An appeal from the Circuit Court for Columbia County, Paul S. Bryan, Judge.
Nancy A. Daniels, Public Defender, and Jamie Spivey, Assistant Public Defender, Tallahassee, Attorneys for Appellant.
Robert A. Butterworth, Attorney General, and Karla D. Ellis, Assistant Attorney General, Tallahassee, Attorneys for Appellee.
This appeal arises from an order revoking Appellant's community control and imposing a prison sentence. Revocation based upon condition 9a was improper because the affidavits of violation of community control did not charge Appellant with violating this condition. See Brown v. State, 468 So.2d 439, 440-41 (Fla. 2d DCA 1985).
It is unclear from the record whether the trial court would have revoked Appellant's community control based solely upon Appellant's failure to remain confined to his approved residence on two separate occasions.
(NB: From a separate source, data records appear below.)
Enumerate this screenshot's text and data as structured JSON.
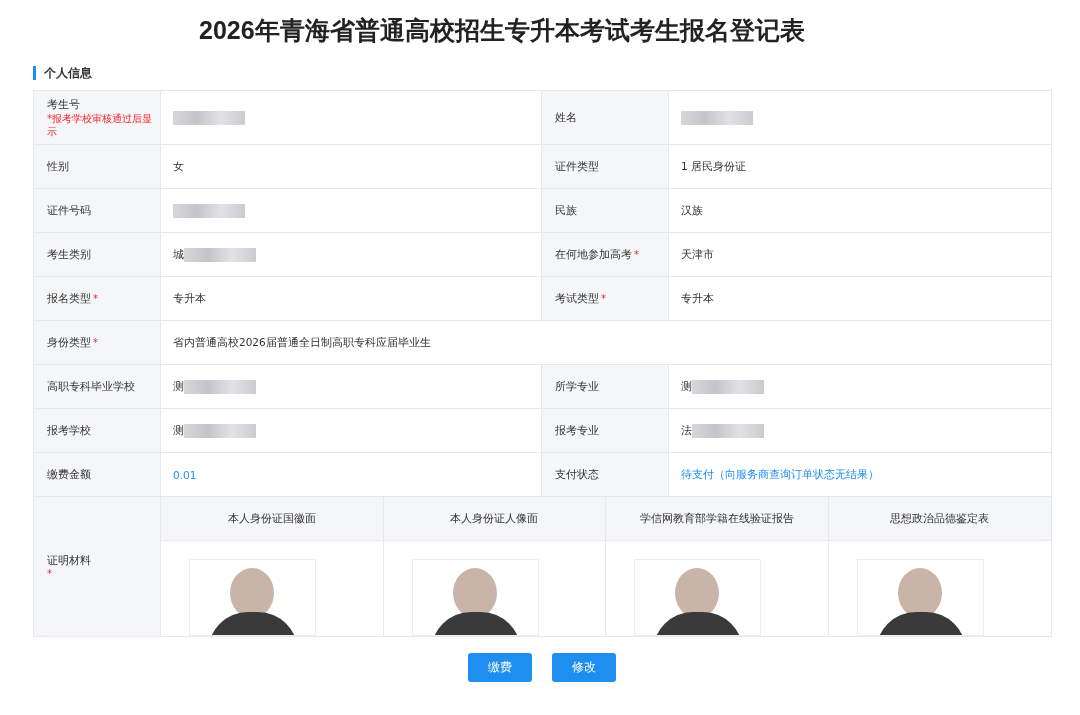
{
  "title": "2026年青海省普通高校招生专升本考试考生报名登记表",
  "section": {
    "title": "个人信息"
  },
  "rows": [
    [
      {
        "label": "考生号",
        "note": "*报考学校审核通过后显示",
        "kind": "masked"
      },
      {
        "label": "姓名",
        "kind": "masked"
      }
    ],
    [
      {
        "label": "性别",
        "value": "女",
        "kind": "plain"
      },
      {
        "label": "证件类型",
        "value": "1 居民身份证",
        "kind": "plain"
      }
    ],
    [
      {
        "label": "证件号码",
        "kind": "masked"
      },
      {
        "label": "民族",
        "value": "汉族",
        "kind": "plain"
      }
    ],
    [
      {
        "label": "考生类别",
        "value": "城",
        "kind": "masked"
      },
      {
        "label": "在何地参加高考",
        "mark": "*",
        "value": "天津市",
        "kind": "plain"
      }
    ],
    [
      {
        "label": "报名类型",
        "mark": "*",
        "value": "专升本",
        "kind": "plain"
      },
      {
        "label": "考试类型",
        "mark": "*",
        "value": "专升本",
        "kind": "plain"
      }
    ],
    [
      {
        "label": "身份类型",
        "mark": "*",
        "value": "省内普通高校2026届普通全日制高职专科应届毕业生",
        "kind": "plain"
      }
    ],
    [
      {
        "label": "高职专科毕业学校",
        "value": "测",
        "kind": "masked"
      },
      {
        "label": "所学专业",
        "value": "测",
        "kind": "masked"
      }
    ],
    [
      {
        "label": "报考学校",
        "value": "测",
        "kind": "masked"
      },
      {
        "label": "报考专业",
        "value": "法",
        "kind": "masked"
      }
    ],
    [
      {
        "label": "缴费金额",
        "value": "0.01",
        "kind": "link"
      },
      {
        "label": "支付状态",
        "value": "待支付（向服务商查询订单状态无结果）",
        "kind": "link"
      }
    ]
  ],
  "materials": {
    "label": "证明材料",
    "mark": "*",
    "items": [
      {
        "caption": "本人身份证国徽面"
      },
      {
        "caption": "本人身份证人像面"
      },
      {
        "caption": "学信网教育部学籍在线验证报告"
      },
      {
        "caption": "思想政治品德鉴定表"
      }
    ]
  },
  "buttons": [
    "缴费",
    "修改"
  ]
}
Therefore, we reverse and remand for the trial court's consideration of the issue. See Whittington v. State, 688 So.2d 1035, 1036 (Fla. 1st DCA 1997) (citing Gavins v. State, 587 So.2d 487 (Fla. 1st DCA 1991)); Cobham v. State, 736 So.2d 67 (Fla. 4th DCA 1999) (citing Thompson v. State, 710 So.2d 80 (Fla. 4th DCA 1998)).
REVERSED and REMANDED.
BOOTH, MINER and VAN NORTWICK, JJ., CONCUR.